Both players played for Juventus the entire season, but had a very powerful performance. In the very first match, Vytspalek assisted twice against Milan (3: 3), and Korostelev scored 15 goals in 30 meetings, becoming the club’s second scorer (Mario Astorri hammered in two more). The team finished second, behind only Torino – definitely the main force of Italy in the post-war era.
In the same year, 23-year-old Julius crossed paths with Giampiero Boniperti, the future legend of Juventus, who had just made his debut in football in 1946. Boniperti became the club’s top scorer before being overtaken by Alessandro Del Piero. As Giampiero later recalled, he learned a lot from Korostelev: “I learned to shoot on goal, surprise the goalkeeper and not worry from Julius – a simple guy from the Danube”.

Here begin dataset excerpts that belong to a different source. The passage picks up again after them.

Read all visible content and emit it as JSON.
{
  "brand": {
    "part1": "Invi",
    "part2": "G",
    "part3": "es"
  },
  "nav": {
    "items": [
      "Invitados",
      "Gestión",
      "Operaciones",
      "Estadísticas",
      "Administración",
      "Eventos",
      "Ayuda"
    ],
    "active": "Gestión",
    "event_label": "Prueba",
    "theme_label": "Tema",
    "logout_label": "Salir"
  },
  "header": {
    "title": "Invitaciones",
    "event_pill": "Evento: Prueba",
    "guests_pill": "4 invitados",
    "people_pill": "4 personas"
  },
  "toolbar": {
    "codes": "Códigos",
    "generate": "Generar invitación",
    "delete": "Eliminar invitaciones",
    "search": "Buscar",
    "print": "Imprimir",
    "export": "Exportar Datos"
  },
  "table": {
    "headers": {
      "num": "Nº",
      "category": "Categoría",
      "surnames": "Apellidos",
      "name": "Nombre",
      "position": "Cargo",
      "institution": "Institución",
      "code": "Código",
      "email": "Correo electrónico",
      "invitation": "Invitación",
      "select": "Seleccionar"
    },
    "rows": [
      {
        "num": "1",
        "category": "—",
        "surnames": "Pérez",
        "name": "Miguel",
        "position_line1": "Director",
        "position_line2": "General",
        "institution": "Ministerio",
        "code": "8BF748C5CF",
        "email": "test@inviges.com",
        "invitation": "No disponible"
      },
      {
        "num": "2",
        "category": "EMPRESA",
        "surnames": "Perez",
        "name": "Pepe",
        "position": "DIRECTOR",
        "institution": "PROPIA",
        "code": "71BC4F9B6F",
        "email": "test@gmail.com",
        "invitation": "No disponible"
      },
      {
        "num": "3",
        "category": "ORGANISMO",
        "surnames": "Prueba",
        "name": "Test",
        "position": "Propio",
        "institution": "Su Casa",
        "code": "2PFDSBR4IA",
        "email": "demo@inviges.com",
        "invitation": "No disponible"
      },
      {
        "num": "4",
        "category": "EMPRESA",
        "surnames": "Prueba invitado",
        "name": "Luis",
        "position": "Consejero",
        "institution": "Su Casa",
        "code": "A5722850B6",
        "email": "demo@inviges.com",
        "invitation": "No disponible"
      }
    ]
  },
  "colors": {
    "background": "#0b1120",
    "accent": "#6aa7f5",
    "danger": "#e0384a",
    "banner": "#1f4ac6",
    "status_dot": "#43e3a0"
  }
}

The son of Russian emigrants also developed excellent relations with the president of the club – Umberto Agnelli, father of Andrea Agnelli. However, it is not entirely clear why, after a convincing season in Turin, Julius eventually left for Atalanta (Vytspalek ended up in Palermo, a Serie B club). Perhaps the consequences of tuberculosis, which the football player suffered from during the war, had an effect.
In Bergamo, the striker’s career tarnished for the first time – nine goals in two, which resulted in the team becoming the fifth and 16th season. But Italy Korostelev did not leave his employees: in 1949 he moved to the Serie Regina team, in 1951 he signed a contract with Parma, where he reunited with Vytspalek and moved up to the second strongest division. After another six years, Julius ended his career as a coach.

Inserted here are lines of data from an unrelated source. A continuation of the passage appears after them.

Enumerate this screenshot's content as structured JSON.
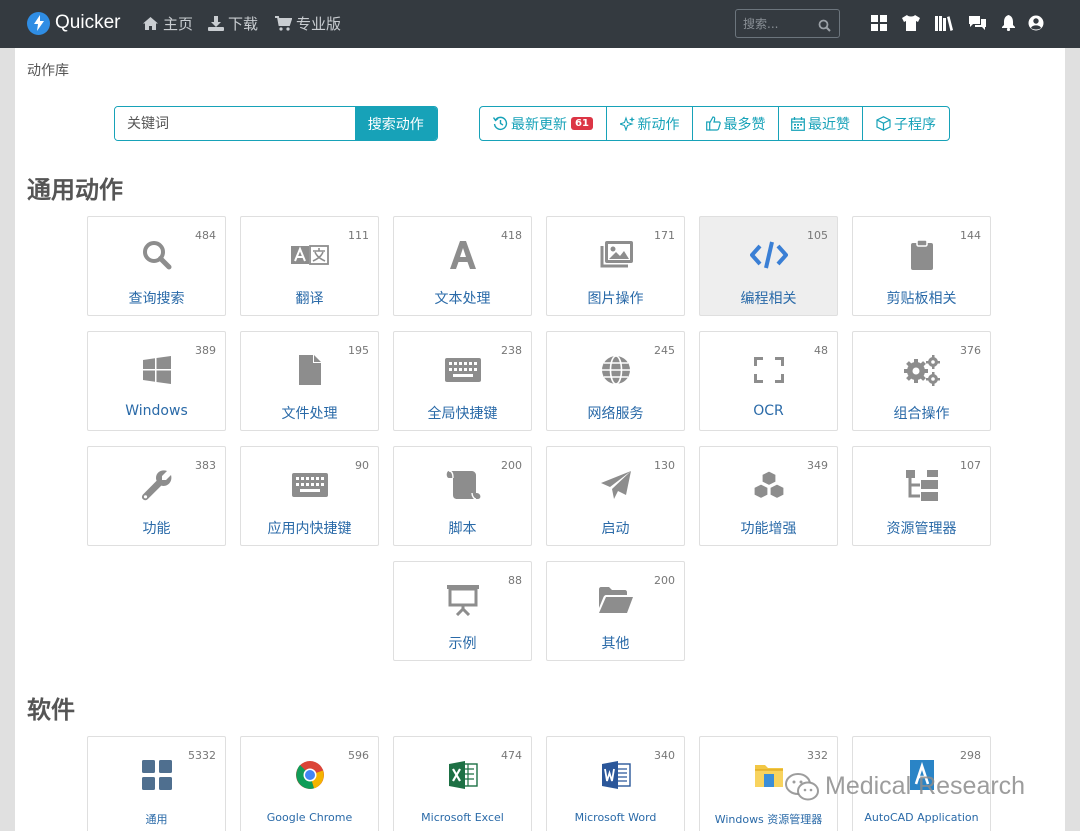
{
  "navbar": {
    "brand": "Quicker",
    "links": [
      {
        "label": "主页",
        "icon": "home-icon"
      },
      {
        "label": "下载",
        "icon": "download-icon"
      },
      {
        "label": "专业版",
        "icon": "cart-icon"
      }
    ],
    "search_placeholder": "搜索...",
    "right_icons": [
      "windows-grid-icon",
      "tshirt-icon",
      "library-icon",
      "comments-icon",
      "bell-icon",
      "user-icon"
    ]
  },
  "breadcrumb": "动作库",
  "search": {
    "placeholder": "关键词",
    "button": "搜索动作"
  },
  "filters": [
    {
      "label": "最新更新",
      "icon": "history-icon",
      "badge": "61"
    },
    {
      "label": "新动作",
      "icon": "sparkle-icon"
    },
    {
      "label": "最多赞",
      "icon": "thumbs-up-icon"
    },
    {
      "label": "最近赞",
      "icon": "calendar-icon"
    },
    {
      "label": "子程序",
      "icon": "cube-icon"
    }
  ],
  "general_section": {
    "title": "通用动作",
    "cards": [
      {
        "label": "查询搜索",
        "count": "484",
        "icon": "search-icon"
      },
      {
        "label": "翻译",
        "count": "111",
        "icon": "translate-icon"
      },
      {
        "label": "文本处理",
        "count": "418",
        "icon": "font-icon"
      },
      {
        "label": "图片操作",
        "count": "171",
        "icon": "images-icon"
      },
      {
        "label": "编程相关",
        "count": "105",
        "icon": "code-icon",
        "active": true
      },
      {
        "label": "剪贴板相关",
        "count": "144",
        "icon": "clipboard-icon"
      },
      {
        "label": "Windows",
        "count": "389",
        "icon": "windows-icon"
      },
      {
        "label": "文件处理",
        "count": "195",
        "icon": "file-icon"
      },
      {
        "label": "全局快捷键",
        "count": "238",
        "icon": "keyboard-icon"
      },
      {
        "label": "网络服务",
        "count": "245",
        "icon": "globe-icon"
      },
      {
        "label": "OCR",
        "count": "48",
        "icon": "expand-icon"
      },
      {
        "label": "组合操作",
        "count": "376",
        "icon": "cogs-icon"
      },
      {
        "label": "功能",
        "count": "383",
        "icon": "wrench-icon"
      },
      {
        "label": "应用内快捷键",
        "count": "90",
        "icon": "keyboard-icon"
      },
      {
        "label": "脚本",
        "count": "200",
        "icon": "scroll-icon"
      },
      {
        "label": "启动",
        "count": "130",
        "icon": "paper-plane-icon"
      },
      {
        "label": "功能增强",
        "count": "349",
        "icon": "cubes-icon"
      },
      {
        "label": "资源管理器",
        "count": "107",
        "icon": "sitemap-icon"
      },
      {
        "label": "示例",
        "count": "88",
        "icon": "presentation-icon"
      },
      {
        "label": "其他",
        "count": "200",
        "icon": "folder-open-icon"
      }
    ]
  },
  "software_section": {
    "title": "软件",
    "cards": [
      {
        "label": "通用",
        "count": "5332",
        "icon": "grid-icon"
      },
      {
        "label": "Google Chrome",
        "count": "596",
        "icon": "chrome-icon"
      },
      {
        "label": "Microsoft Excel",
        "count": "474",
        "icon": "excel-icon"
      },
      {
        "label": "Microsoft Word",
        "count": "340",
        "icon": "word-icon"
      },
      {
        "label": "Windows 资源管理器",
        "count": "332",
        "icon": "explorer-icon"
      },
      {
        "label": "AutoCAD Application",
        "count": "298",
        "icon": "autocad-icon"
      }
    ]
  },
  "watermark": "Medical Research",
  "colors": {
    "navbar": "#343a40",
    "accent": "#17a2b8",
    "badge": "#dc3545",
    "link": "#2a6aa8",
    "icon_gray": "#8d8d8d",
    "brand_blue": "#2f8de4"
  }
}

Korostelev coached Juventus only in two matches, and then worked with the women’s team for several years
Julius’s first coaching experience was at Perugia, which he headed in 1957. Four years later, Korostelev faced the main challenge in his managerial career: thanks to his acquaintance with Umberto Agnelli, he was invited to Juventus as an assistant to Carlo Parola, who had won gold in the previous two seasons. True, Parola left the club due to disagreements with the management, and at the start of the season, the position unexpectedly went to Julius. He was assisted by the Swede Gunnar Gren, who appeared in Milan’s attack in the early 1950s.
If we focus on the percentage of victories, then Korostelev is one of the weakest coaches in Juventus history. He played only two matches, one of which he lost (against Padua), the other ended in a draw (against Mantua). Only Giancarlo Corradini, who acted as Juventus coach in 2007, was doing worse. He also played two matches, but lost both.

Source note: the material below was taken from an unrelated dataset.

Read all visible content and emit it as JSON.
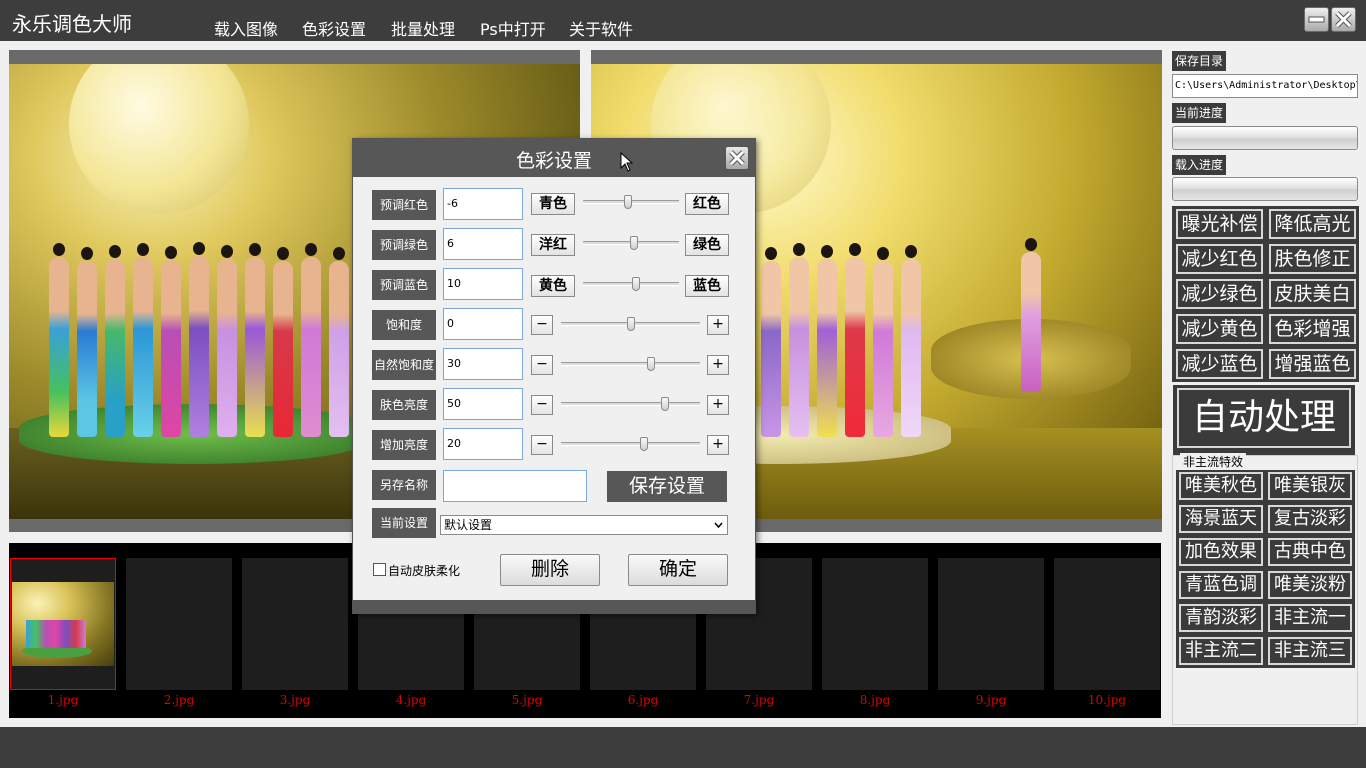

Soon Carlo Parol returned to the club, and Korostelev was transferred to a less significant position. Because of this chaos, the team failed the 1961/1962 season – only 12th, but a year later Juventus finished second.
Ten years later, Julius was given another chance in Turin. After inexpressive work in weak Italian clubs, he was invited to lead the women’s team “Juve” – she coached her from 1971 to 1974.
By the end of his life, Korostelev had almost nothing to do with Czechoslovakia. The last time he visited his homeland was in 2003 and was already seriously ill. The 80-year-old ex-striker by that time was left without a leg – she was amputated due to poor blood circulation. Three years later, the first Russian Juventus player died in Turin.